As a leader in your organization, you may be more familiar and more comfortable with change than the team members you lead. You probably hear about upcoming changes much sooner than your team, have a chance to think about and understand the reasons for the change, and may even have input to what and how changes are made. One of the most important leadership competencies you can develop is leveraging the informational and decision-making perks of your position to lead others on the path to quick, effective implementation of change.
As with many leadership competencies, first and foremost, you must model the behavior you would like other people to demonstrate, in this case openness to and excitement about change. Anyone who has ever been involved in implementing a new computer system can tell you that, no matter how excellent and cutting-edge the software, the project can be sabotaged by people’s resistance to change. Make being an early adopter of change part of your personal brand and your team is much more likely to follow your lead.
Second, learn to expect that people are going to feel disoriented by a significant change, at least at the outset.
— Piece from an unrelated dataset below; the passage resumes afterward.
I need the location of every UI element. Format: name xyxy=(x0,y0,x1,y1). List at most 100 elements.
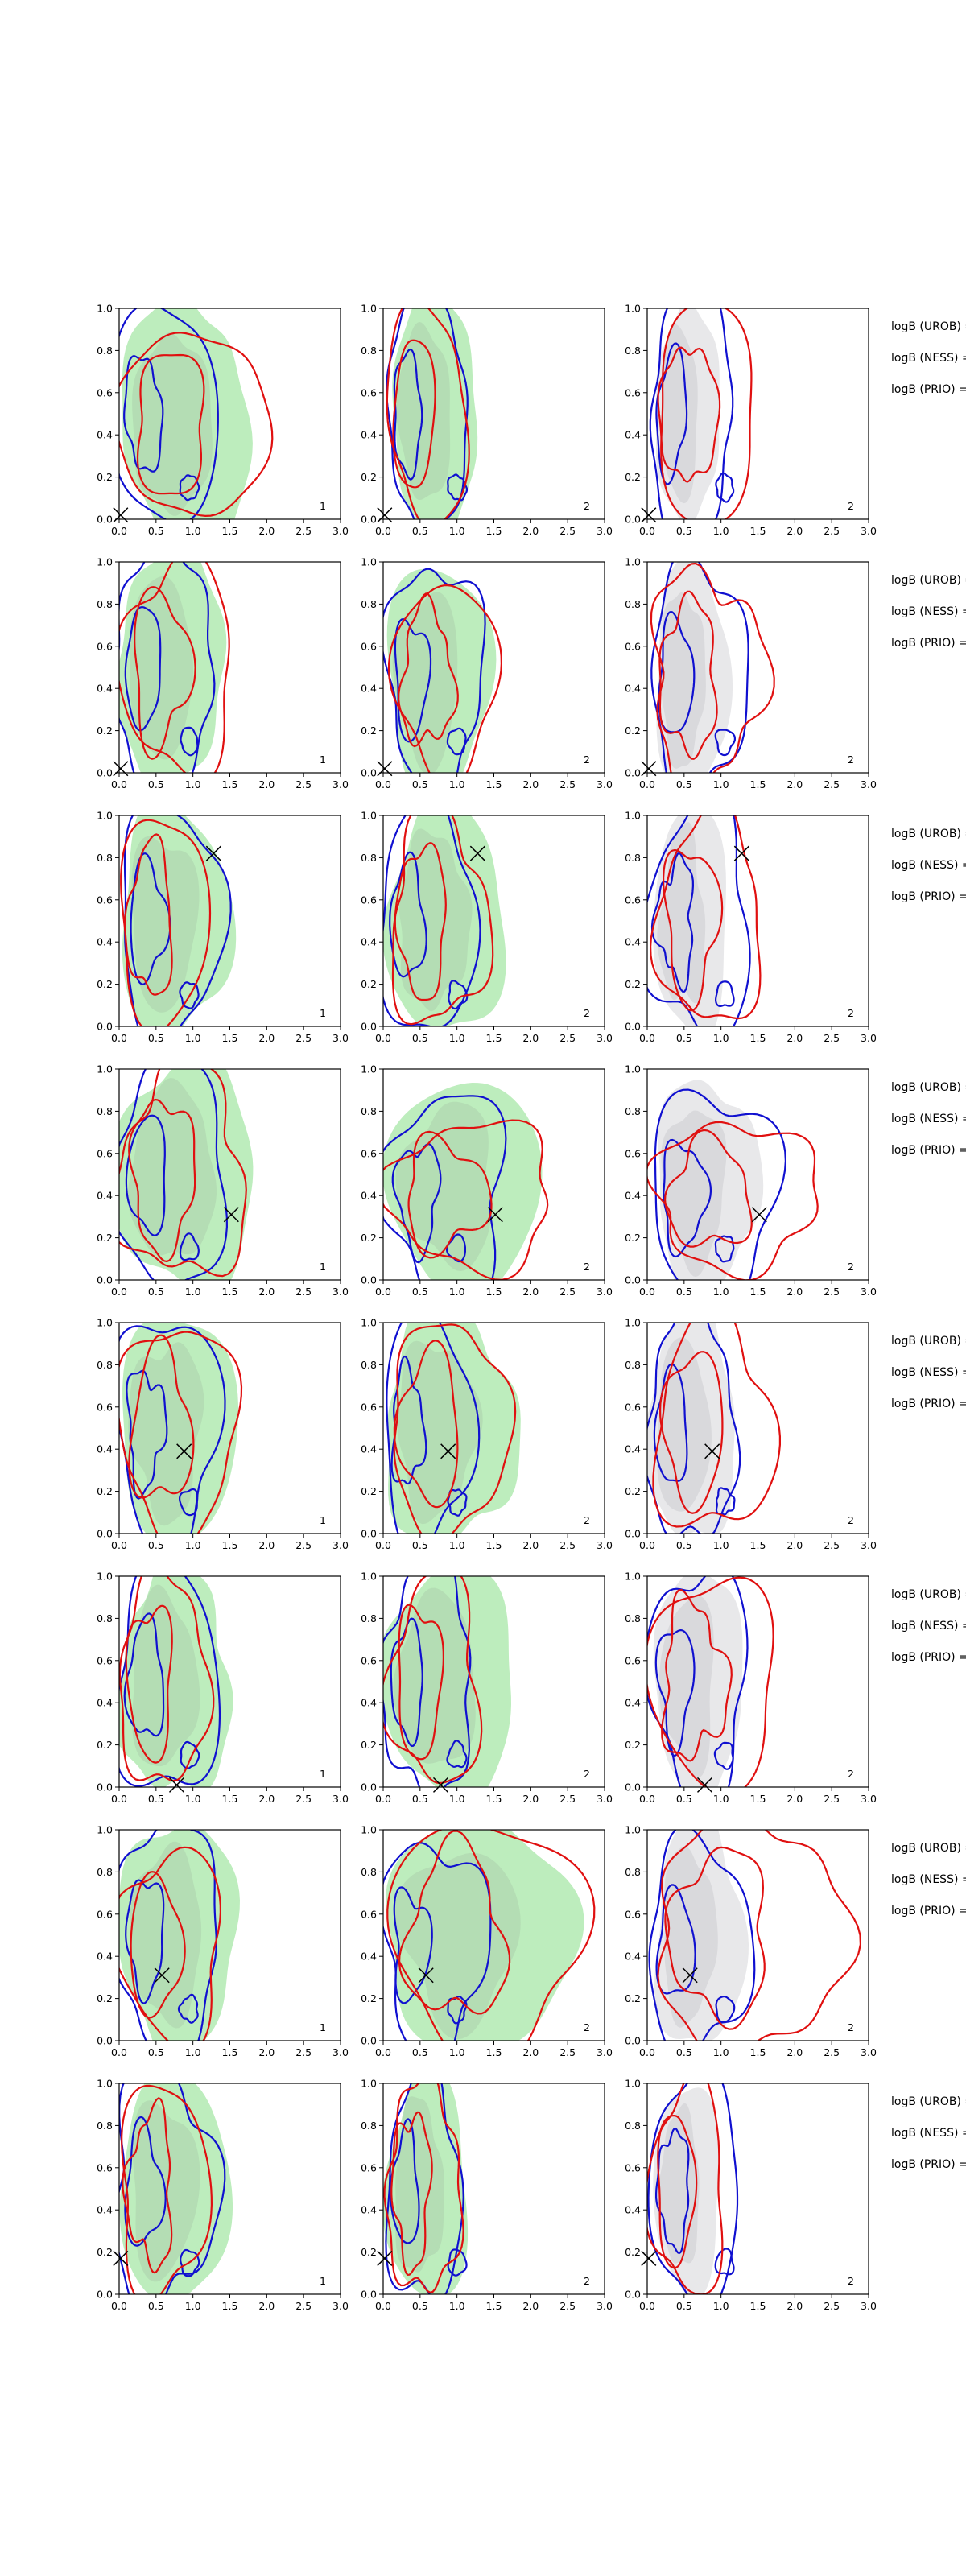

If you’re not familiar with the business classic on change, Who Moved My Cheese by Spencer Johnson, make sure to get hold of a copy – you may even want to get copies for your team! This modern fable illustrates that people’s initial negative reactions to change are fundamentally based on fear of losing the sources of reward that they are used to having. As a leader, you need to understand and anticipate this, clearly communicating your confidence that team members’ skills and strengths will transfer well to the new circumstances.
Finally, be frank and clear about:
• reasons for the change
• how the change will impact your team
• individual responsibilities during the change process
• support and information resources available to team members
When it comes to leadership competencies, your ability to introduce changes in a positive light, help your team members see and embrace new opportunities for rewards, and get agreement on how to go forward are among the most valuable in your leadership toolkit.